Indeed, when commenting on the letter I wrote, “Rich men with money are always hedging their bets. The average opposition supporter would be shocked by who funds whom. Plutocrats who are routinely mocked on in the comment sections of Malaysiakini and the other ‘alternative’ news (sic) sources, have always been amenable to funding potentially powerful power structures. Money politics isn’t just an UMNO thing.”
The real theme of the Razaleigh interview – ignoring the spin about how governance has only a small impact on the economy or how so-called security bills are there to protect us from foreign interference – is how politicians like him can never truly abandon UMNO because to do so would mean jumping off the gravy train.
This is not to say that politicians who have abandoned UMNO have the country’s best interest at heart. It merely means that they at least have the courage to stand up to the UMNO hegemon. Ultimately, standing up to the UMNO hegemon is the first step is acknowledging that the Malay community is evolving.
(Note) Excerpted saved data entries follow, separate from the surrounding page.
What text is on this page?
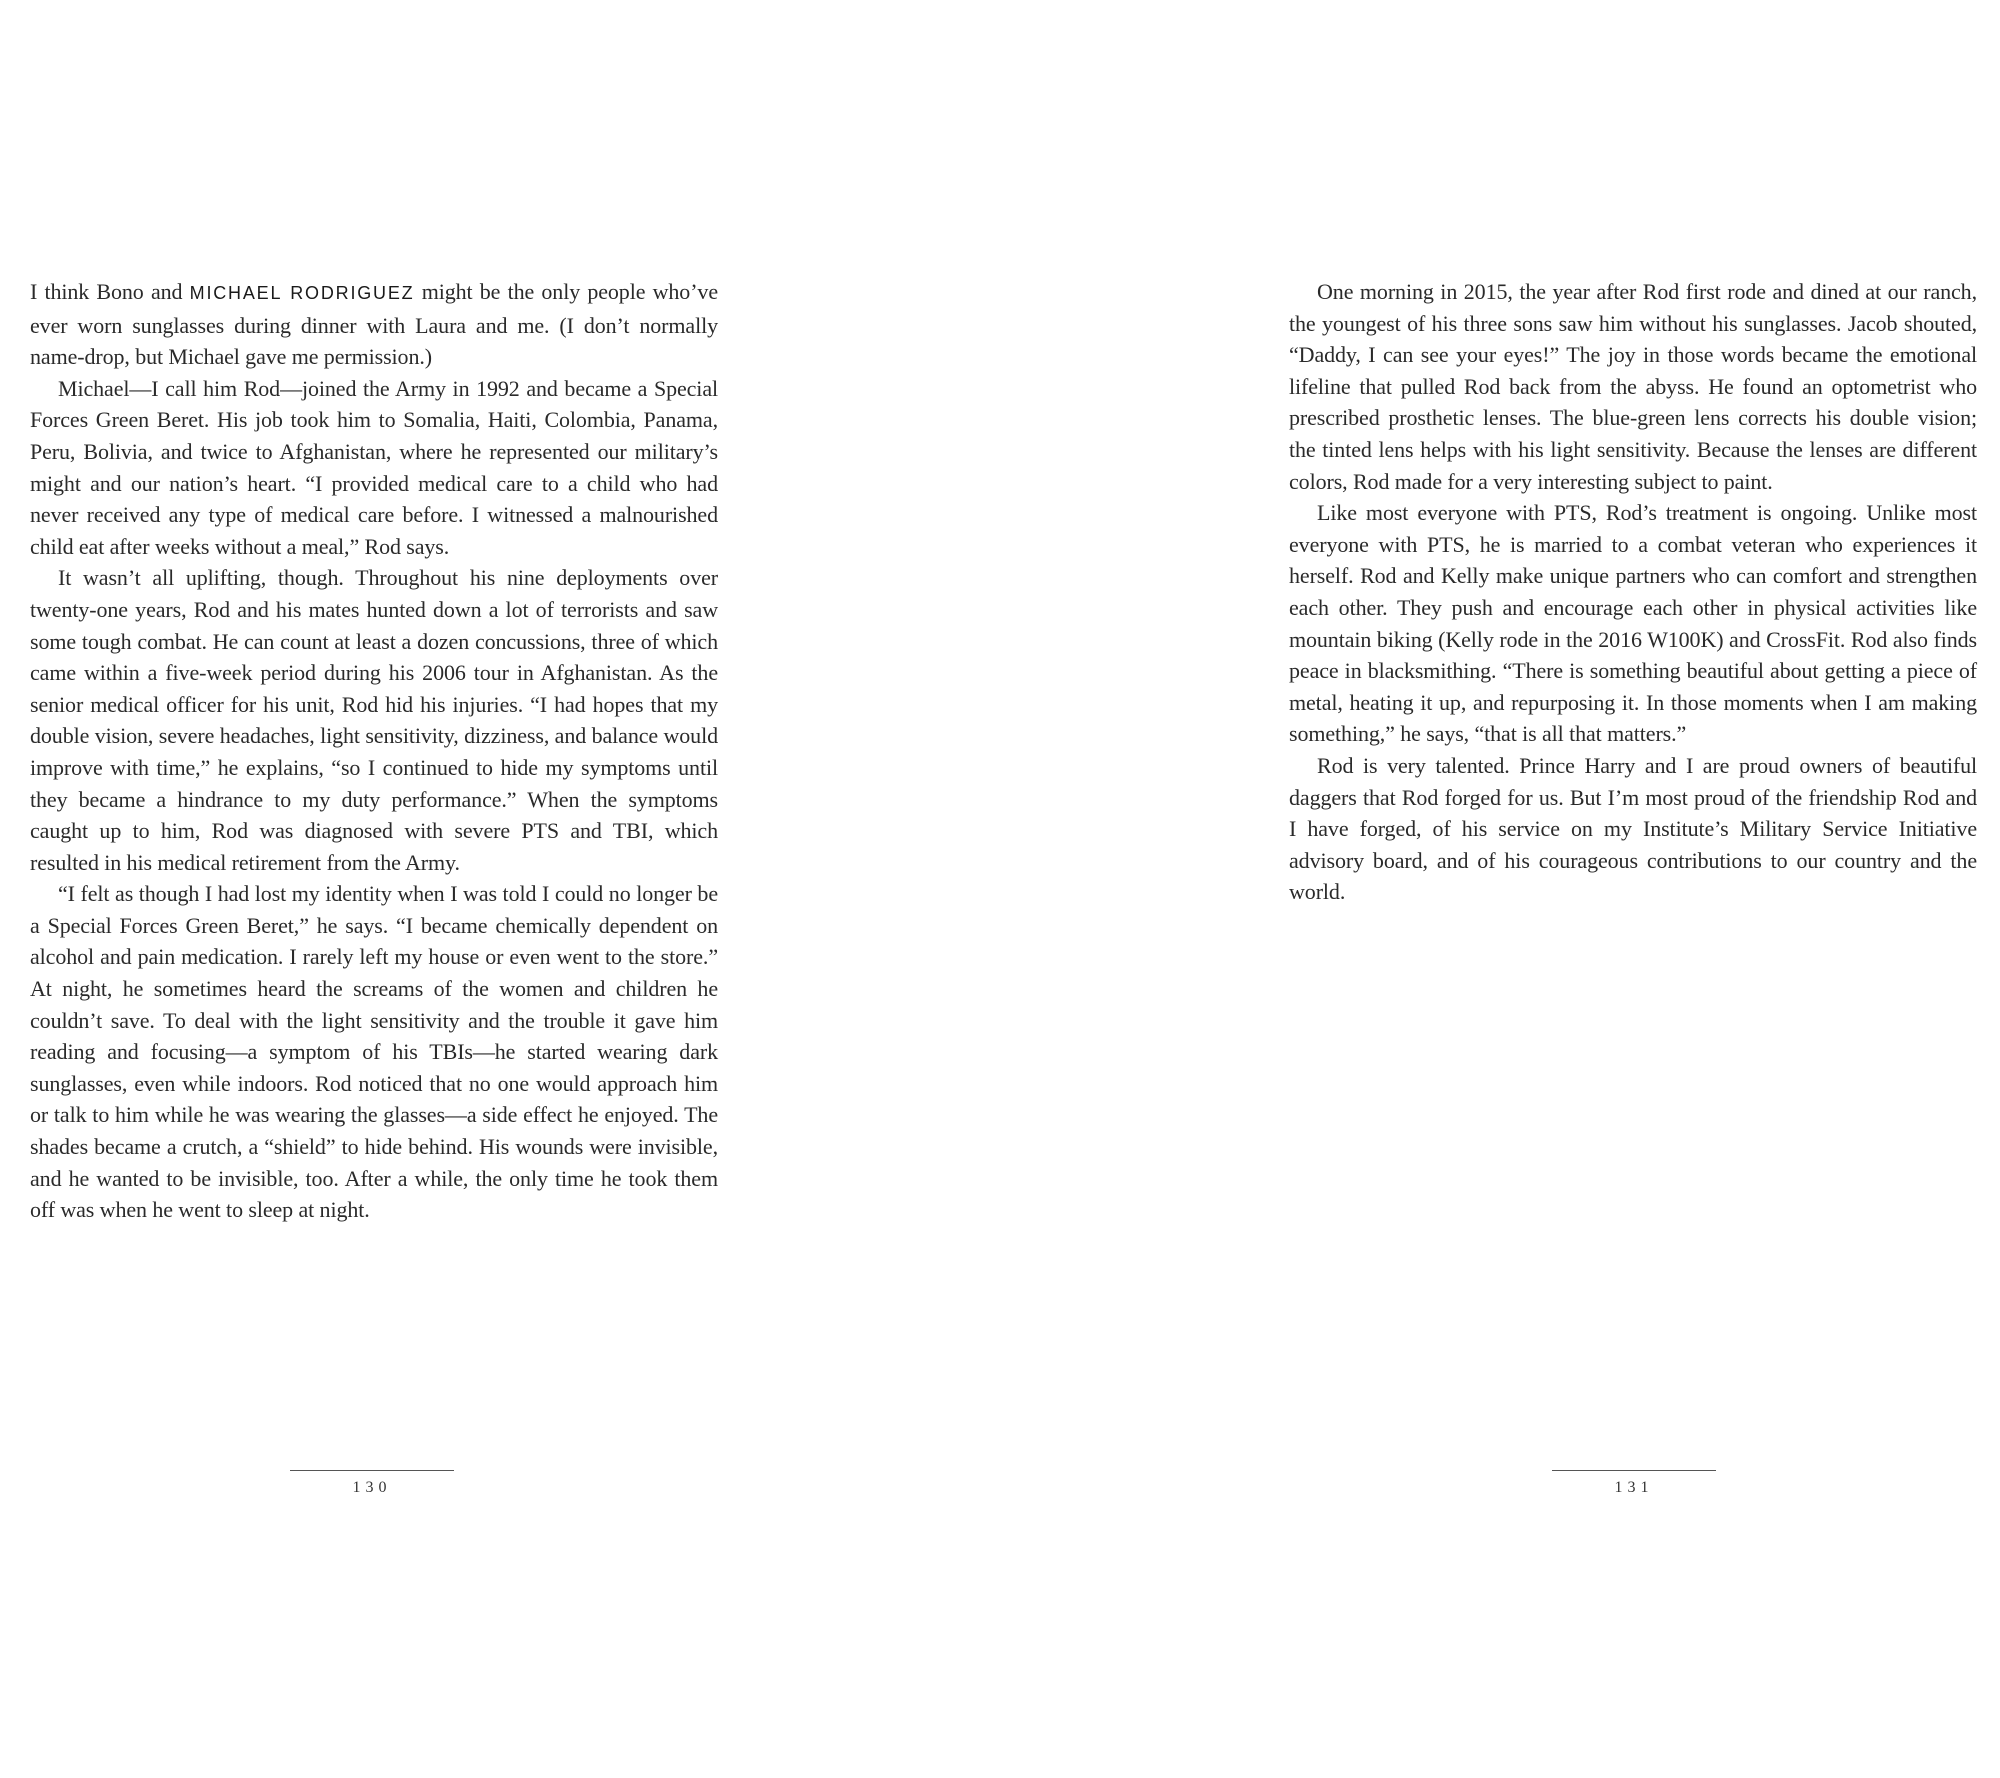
I think Bono and MICHAEL RODRIGUEZ might be the only people who’ve ever worn sunglasses during dinner with Laura and me. (I don’t normally name-drop, but Michael gave me permission.)

Michael—I call him Rod—joined the Army in 1992 and became a Special Forces Green Beret. His job took him to Somalia, Haiti, Colombia, Panama, Peru, Bolivia, and twice to Afghanistan, where he represented our military’s might and our nation’s heart. “I provided medical care to a child who had never received any type of medical care before. I witnessed a malnourished child eat after weeks without a meal,” Rod says.

It wasn’t all uplifting, though. Throughout his nine deployments over twenty-one years, Rod and his mates hunted down a lot of terrorists and saw some tough combat. He can count at least a dozen concussions, three of which came within a five-week period during his 2006 tour in Afghanistan. As the senior medical officer for his unit, Rod hid his injuries. “I had hopes that my double vision, severe headaches, light sensitivity, dizziness, and balance would improve with time,” he explains, “so I continued to hide my symptoms until they became a hindrance to my duty performance.” When the symptoms caught up to him, Rod was diagnosed with severe PTS and TBI, which resulted in his medical retirement from the Army.

“I felt as though I had lost my identity when I was told I could no longer be a Special Forces Green Beret,” he says. “I became chemically dependent on alcohol and pain medication. I rarely left my house or even went to the store.” At night, he sometimes heard the screams of the women and children he couldn’t save. To deal with the light sensitivity and the trouble it gave him reading and focusing—a symptom of his TBIs—he started wearing dark sunglasses, even while indoors. Rod noticed that no one would approach him or talk to him while he was wearing the glasses—a side effect he enjoyed. The shades became a crutch, a “shield” to hide behind. His wounds were invisible, and he wanted to be invisible, too. After a while, the only time he took them off was when he went to sleep at night.

130

One morning in 2015, the year after Rod first rode and dined at our ranch, the youngest of his three sons saw him without his sunglasses. Jacob shouted, “Daddy, I can see your eyes!” The joy in those words became the emotional lifeline that pulled Rod back from the abyss. He found an optometrist who prescribed prosthetic lenses. The blue-green lens corrects his double vision; the tinted lens helps with his light sensitivity. Because the lenses are different colors, Rod made for a very interesting subject to paint.

Like most everyone with PTS, Rod’s treatment is ongoing. Unlike most everyone with PTS, he is married to a combat veteran who experiences it herself. Rod and Kelly make unique partners who can comfort and strengthen each other. They push and encourage each other in physical activities like mountain biking (Kelly rode in the 2016 W100K) and CrossFit. Rod also finds peace in blacksmithing. “There is something beautiful about getting a piece of metal, heating it up, and repurposing it. In those moments when I am making something,” he says, “that is all that matters.”

Rod is very talented. Prince Harry and I are proud owners of beautiful daggers that Rod forged for us. But I’m most proud of the friendship Rod and I have forged, of his service on my Institute’s Military Service Initiative advisory board, and of his courageous contributions to our country and the world.

131
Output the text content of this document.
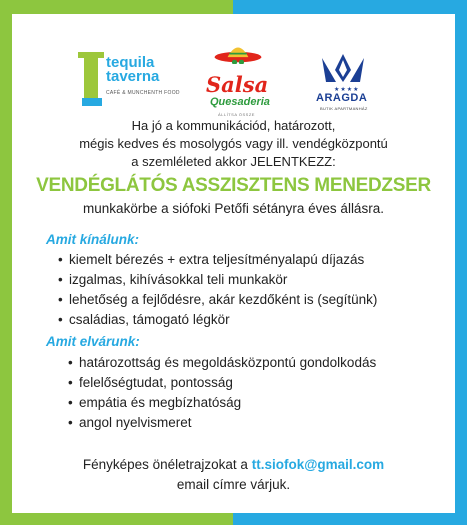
tequila
taverna
CAFÉ & MUNCHENTH FOOD Salsa
Quesaderia
ÁLLÍTSA ÖSSZE
★★★★
ARAGDA
BUTIK APARTMANHÁZ
Ha jó a kommunikációd, határozott,
mégis kedves és mosolygós vagy ill. vendégközpontú
a szemléleted akkor JELENTKEZZ:
VENDÉGLÁTÓS ASSZISZTENS MENEDZSER
munkakörbe a siófoki Petőfi sétányra éves állásra.
Amit kínálunk:
• kiemelt bérezés + extra teljesítményalapú díjazás
• izgalmas, kihívásokkal teli munkakör
• lehetőség a fejlődésre, akár kezdőként is (segítünk)
• családias, támogató légkör
Amit elvárunk:
• határozottság és megoldásközpontú gondolkodás
• felelőségtudat, pontosság
• empátia és megbízhatóság
• angol nyelvismeret
Fényképes önéletrajzokat a tt.siofok@gmail.com
email címre várjuk.
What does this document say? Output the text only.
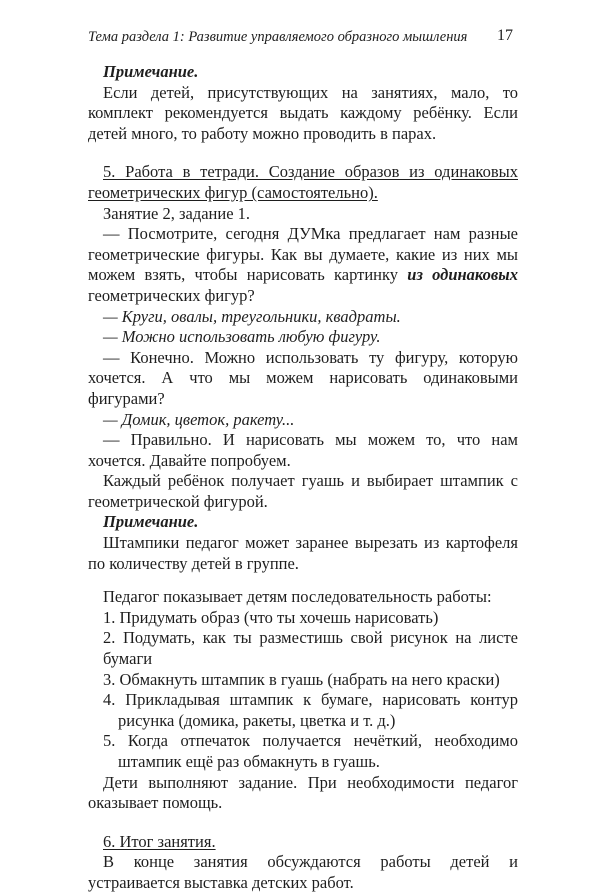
Тема раздела 1: Развитие управляемого образного мышления	17

Примечание.

Если детей, присутствующих на занятиях, мало, то комплект рекомендуется выдать каждому ребёнку. Если детей много, то работу можно проводить в парах.

5. Работа в тетради. Создание образов из одинаковых геометрических фигур (самостоятельно).

Занятие 2, задание 1.

— Посмотрите, сегодня ДУМка предлагает нам разные геометрические фигуры. Как вы думаете, какие из них мы можем взять, чтобы нарисовать картинку из одинаковых геометрических фигур?

— Круги, овалы, треугольники, квадраты.

— Можно использовать любую фигуру.

— Конечно. Можно использовать ту фигуру, которую хочется. А что мы можем нарисовать одинаковыми фигурами?

— Домик, цветок, ракету...

— Правильно. И нарисовать мы можем то, что нам хочется. Давайте попробуем.

Каждый ребёнок получает гуашь и выбирает штампик с геометрической фигурой.

Примечание.

Штампики педагог может заранее вырезать из картофеля по количеству детей в группе.

Педагог показывает детям последовательность работы:

1. Придумать образ (что ты хочешь нарисовать)

2. Подумать, как ты разместишь свой рисунок на листе бумаги

3. Обмакнуть штампик в гуашь (набрать на него краски)

4. Прикладывая штампик к бумаге, нарисовать контур рисунка (домика, ракеты, цветка и т. д.)

5. Когда отпечаток получается нечёткий, необходимо штампик ещё раз обмакнуть в гуашь.

Дети выполняют задание. При необходимости педагог оказывает помощь.

6. Итог занятия.

В конце занятия обсуждаются работы детей и устраивается выставка детских работ.
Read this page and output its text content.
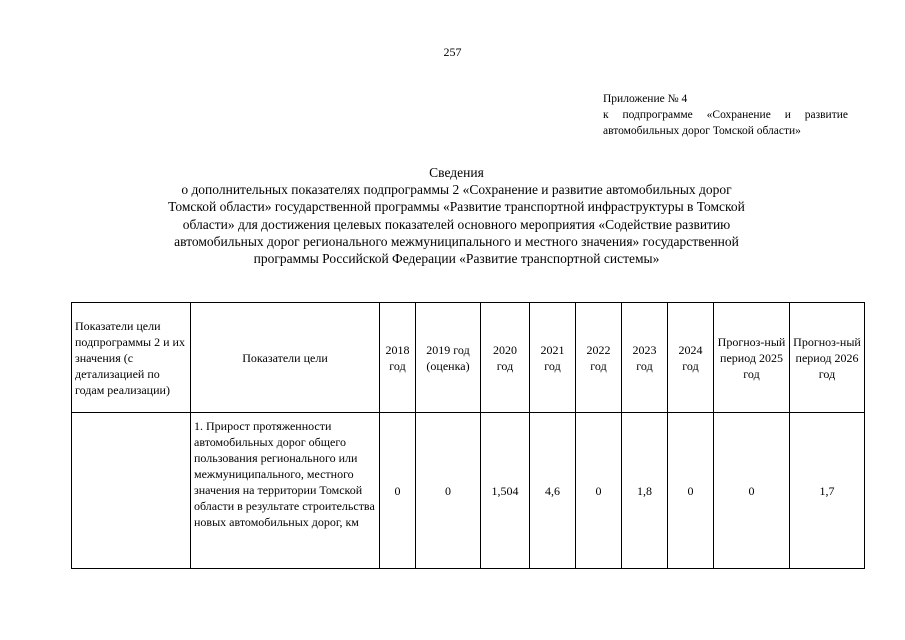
257
Приложение № 4
к подпрограмме «Сохранение и развитие
автомобильных дорог Томской области»
Сведения
о дополнительных показателях подпрограммы 2 «Сохранение и развитие автомобильных дорог
Томской области» государственной программы «Развитие транспортной инфраструктуры в Томской
области» для достижения целевых показателей основного мероприятия «Содействие развитию
автомобильных дорог регионального межмуниципального и местного значения» государственной
программы Российской Федерации «Развитие транспортной системы»
Показатели цели подпрограммы 2 и их значения (с детализацией по годам реализации)	Показатели цели	2018 год	2019 год (оценка)	2020 год	2021 год	2022 год	2023 год	2024 год	Прогноз-ный период 2025 год	Прогноз-ный период 2026 год
	1. Прирост протяженности автомобильных дорог общего пользования регионального или межмуниципального, местного значения на территории Томской области в результате строительства новых автомобильных дорог, км	0	0	1,504	4,6	0	1,8	0	0	1,7
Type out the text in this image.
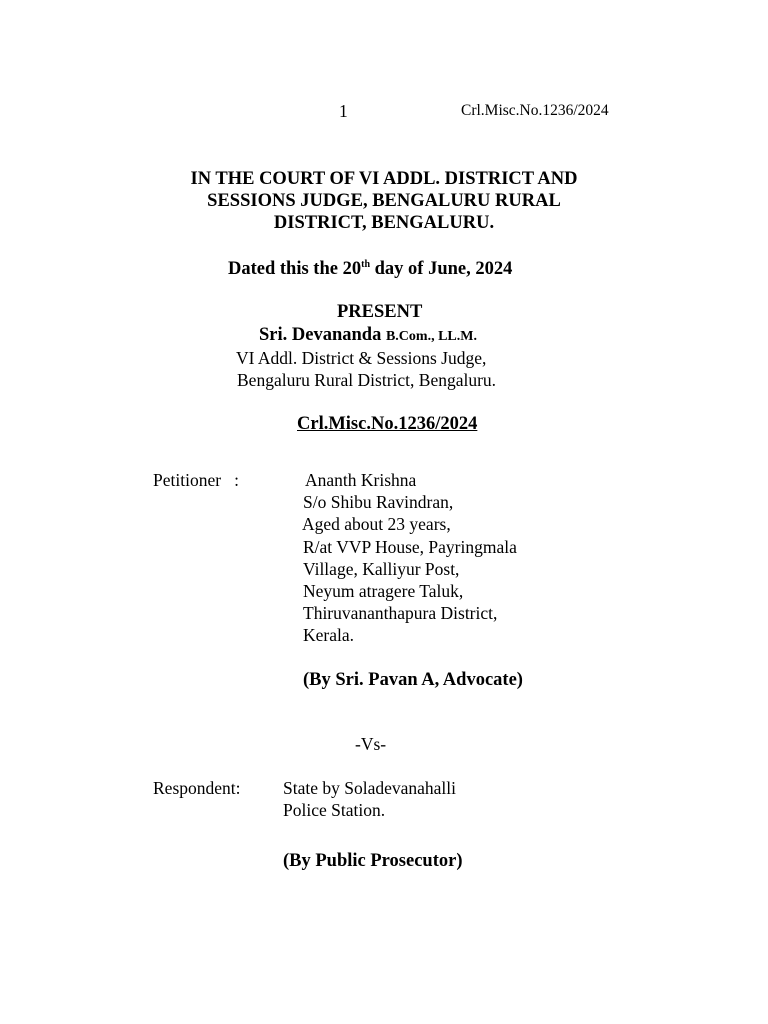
1	Crl.Misc.No.1236/2024
IN THE COURT OF VI ADDL. DISTRICT AND
SESSIONS JUDGE, BENGALURU RURAL
DISTRICT, BENGALURU.
Dated this the 20th day of June, 2024
PRESENT
Sri. Devananda B.Com., LL.M.
VI Addl. District & Sessions Judge,
Bengaluru Rural District, Bengaluru.
Crl.Misc.No.1236/2024
Petitioner   :	Ananth Krishna
S/o Shibu Ravindran,
Aged about 23 years,
R/at VVP House, Payringmala
Village, Kalliyur Post,
Neyum atragere Taluk,
Thiruvananthapura District,
Kerala.
(By Sri. Pavan A, Advocate)
-Vs-
Respondent: State by Soladevanahalli
Police Station.
(By Public Prosecutor)
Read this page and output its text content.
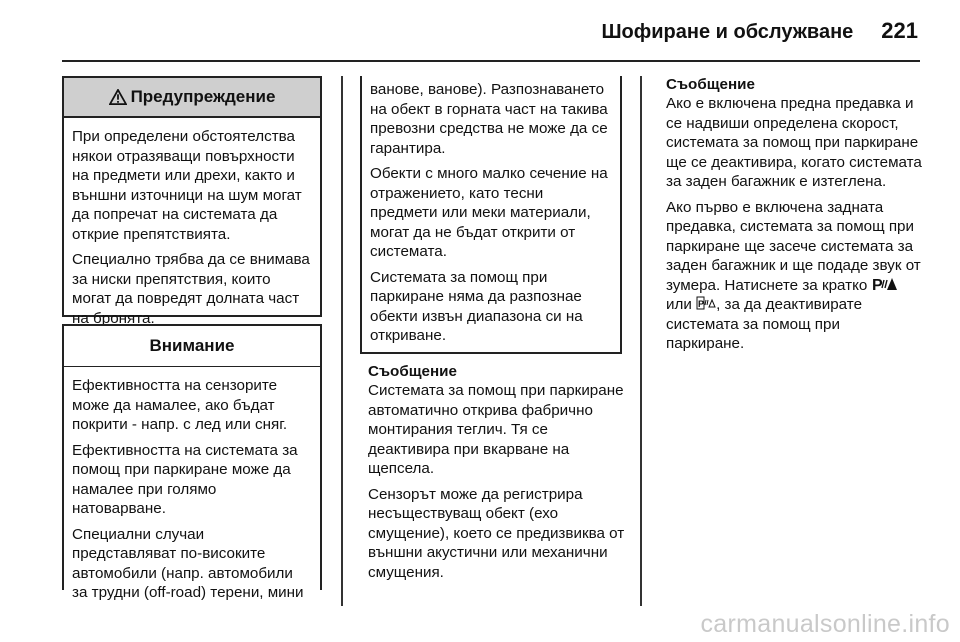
Шофиране и обслужване 221
Предупреждение

При определени обстоятелства някои отразяващи повърхности на предмети или дрехи, както и външни източници на шум могат да попречат на системата да открие препятствията.

Специално трябва да се внимава за ниски препятствия, които могат да повредят долната част на бронята.

Внимание

Ефективността на сензорите може да намалее, ако бъдат покрити - напр. с лед или сняг.

Ефективността на системата за помощ при паркиране може да намалее при голямо натоварване.

Специални случаи представляват по-високите автомобили (напр. автомобили за трудни (off-road) терени, мини

ванове, ванове). Разпознаването на обект в горната част на такива превозни средства не може да се гарантира.

Обекти с много малко сечение на отражението, като тесни предмети или меки материали, могат да не бъдат открити от системата.

Системата за помощ при паркиране няма да разпознае обекти извън диапазона си на откриване.

Съобщение

Системата за помощ при паркиране автоматично открива фабрично монтирания теглич. Тя се деактивира при вкарване на щепсела.

Сензорът може да регистрира несъществуващ обект (ехо смущение), което се предизвиква от външни акустични или механични смущения.

Съобщение

Ако е включена предна предавка и се надвиши определена скорост, системата за помощ при паркиране ще се деактивира, когато системата за заден багажник е изтеглена.

Ако първо е включена задната предавка, системата за помощ при паркиране ще засече системата за заден багажник и ще подаде звук от зумера. Натиснете за кратко P
или P , за да деактивирате системата за помощ при паркиране.

carmanualsonline.info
(I want to qualify this statement with this caveat from another article – “chasing the Malay vote using the dogma of UMNO is amplifying mistakes instead of rectifying them and ultimately a progressive Malaysia is better than one merely led by a political party using the same old UMNO dogma.”)
The great irony is that the “Malays”, because of how the game is rigged and how the opposition operates, are truly the masters of this land. As the ever-reliable political observer Dr. James Chin said, “It is not possible for a non-Malay victory, under any circumstances.”
What this really means is the success and failure of this country depends on how the Malays decide to play the game. The terrible truth is that it is not the non-Malays who are playing a rigged game but the Malays. The sooner the majority of Malays figure this out, the better for the country.